Nel cominciar credìa
trovar parlando al mio ardente desire
qualche breve riposo e qualche triegua.
Questa speranza ardire
mi porse a ragionar quel ch’i’ sentia;
or m’abbandona al tempo, e si dilegua.
Ma pur conven che l’alta impresa segua
continuando l’amorose note,
sì possente è ’l voler che mi trasporta;
e la ragione è morta,
che tenea ’l freno, e contrastar no ’l pôte.
Mostrimi almen ch’io dica
Amor in guisa che se mai percote
gli orecchi de la dolce mia nemica,
non mia, ma di pietà la faccia amica.
Dico: se ’n quella etate
ch’al vero onor fôr gli animi sì accesi,
l’industria d’alquanti uomini s’avolse
per diversi paesi,
poggi et onde passando, e l’onorate
cose cercando el più bel fior ne colse,
poi che Dio e Natura et Amor volse
locar compitamente ogni virtute
in quei be’ lumi, ond’io gioioso vivo,
questo e quell’altro rivo
non conven ch’i’ trapasse e terra mute.
A llor sempre ricorro,
come a fontana d’ogni mia salute;
e quando a morte disiando corro,
sol di lor vista al mio stato soccorro.
Come a forza di vènti
stanco nocchier di notte alza la testa
a’ duo lumi c’ha sempre il nostro polo,
così ne la tempesta
ch’i’ sostengo d’amor, gli occhi lucenti
sono il mio segno e ’l mio conforto solo.

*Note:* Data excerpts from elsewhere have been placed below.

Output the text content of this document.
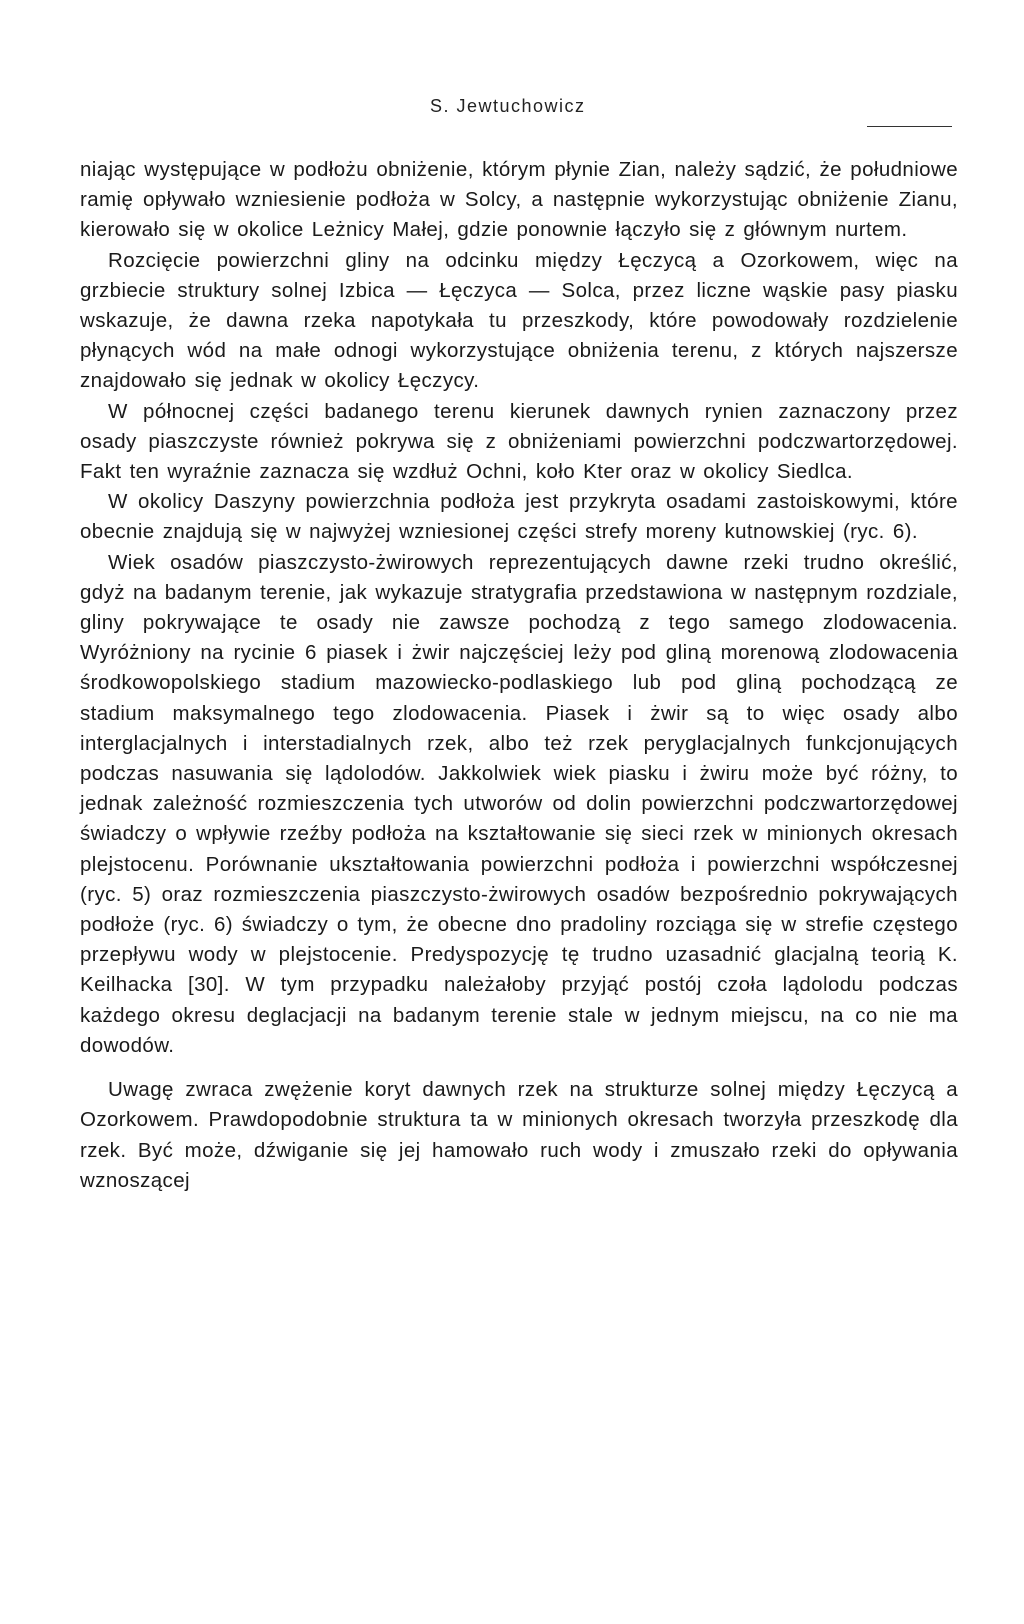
S. Jewtuchowicz

niając występujące w podłożu obniżenie, którym płynie Zian, należy sądzić, że południowe ramię opływało wzniesienie podłoża w Solcy, a następnie wykorzystując obniżenie Zianu, kierowało się w okolice Leżnicy Małej, gdzie ponownie łączyło się z głównym nurtem.

Rozcięcie powierzchni gliny na odcinku między Łęczycą a Ozorkowem, więc na grzbiecie struktury solnej Izbica — Łęczyca — Solca, przez liczne wąskie pasy piasku wskazuje, że dawna rzeka napotykała tu przeszkody, które powodowały rozdzielenie płynących wód na małe odnogi wykorzystujące obniżenia terenu, z których najszersze znajdowało się jednak w okolicy Łęczycy.

W północnej części badanego terenu kierunek dawnych rynien zaznaczony przez osady piaszczyste również pokrywa się z obniżeniami powierzchni podczwartorzędowej. Fakt ten wyraźnie zaznacza się wzdłuż Ochni, koło Kter oraz w okolicy Siedlca.

W okolicy Daszyny powierzchnia podłoża jest przykryta osadami zastoiskowymi, które obecnie znajdują się w najwyżej wzniesionej części strefy moreny kutnowskiej (ryc. 6).

Wiek osadów piaszczysto-żwirowych reprezentujących dawne rzeki trudno określić, gdyż na badanym terenie, jak wykazuje stratygrafia przedstawiona w następnym rozdziale, gliny pokrywające te osady nie zawsze pochodzą z tego samego zlodowacenia. Wyróżniony na rycinie 6 piasek i żwir najczęściej leży pod gliną morenową zlodowacenia środkowopolskiego stadium mazowiecko-podlaskiego lub pod gliną pochodzącą ze stadium maksymalnego tego zlodowacenia. Piasek i żwir są to więc osady albo interglacjalnych i interstadialnych rzek, albo też rzek peryglacjalnych funkcjonujących podczas nasuwania się lądolodów. Jakkolwiek wiek piasku i żwiru może być różny, to jednak zależność rozmieszczenia tych utworów od dolin powierzchni podczwartorzędowej świadczy o wpływie rzeźby podłoża na kształtowanie się sieci rzek w minionych okresach plejstocenu. Porównanie ukształtowania powierzchni podłoża i powierzchni współczesnej (ryc. 5) oraz rozmieszczenia piaszczysto-żwirowych osadów bezpośrednio pokrywających podłoże (ryc. 6) świadczy o tym, że obecne dno pradoliny rozciąga się w strefie częstego przepływu wody w plejstocenie. Predyspozycję tę trudno uzasadnić glacjalną teorią K. Keilhacka [30]. W tym przypadku należałoby przyjąć postój czoła lądolodu podczas każdego okresu deglacjacji na badanym terenie stale w jednym miejscu, na co nie ma dowodów.

Uwagę zwraca zwężenie koryt dawnych rzek na strukturze solnej między Łęczycą a Ozorkowem. Prawdopodobnie struktura ta w minionych okresach tworzyła przeszkodę dla rzek. Być może, dźwiganie się jej hamowało ruch wody i zmuszało rzeki do opływania wznoszącej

Lasso!, ma troppo è più quel ch’io ne ’nvolo
or quinci, or quindi, come Amor m’informa,
che quel che vèn da grazioso dono;
e quel poco ch’i’ sono
mi fa di loro una una perpetua norma.
Poi ch’io li vidi in prima,
senza lor a ben far non mossi un’orma;
così gli ho di me posti in su la cima
che ’l mio valor per sé falso s’estima.
I’ non porìa già mai
imaginar, non che narrar gli effetti,
che nel mio cor gli occhi soavi fanno:
tutti gli altri diletti
di questa vita ho per minori assai,
e tutte altre bellezze in dietro vanno.
Pace tranquilla, senza alcuno affanno,
simile a quella ch’è nel ciel eterna,
move da lor inamorato riso.
Così vedess’io fiso
come Amor dolcemente gli governa,
sol un giorno da presso,
senza voler già mai rota superna,
né pensasse d’altrui né di me stesso,
e ’l batter gli occhi miei non fosse spesso.
Lasso!, che disiando
vo quel ch’esser non puote in alcun modo;
e vivo nel desir fuor di speranza.
Solamente quel nodo
ch’Amor cerconda a la mia lingua, quando
l’umana vista il troppo lume avanza,
fosse disciolto, i’ prenderei baldanza
di dir parole in quel punto sì nove,
che farian lagrimar chi le ’ntendesse.
Ma le ferite impresse
valgon per forza il cor piagato altrove;
ond’io divento smorto,
e ’l sangue si nasconde, i’ non so dove,
né rimango qual era; e sommi accorto
che questo è ’l colpo di che Amor m’ha morto.
Canzone, i’ sento già stancar la penna
del lungo e dolce ragionar co llei,
ma non di parlar meco i pensier mei.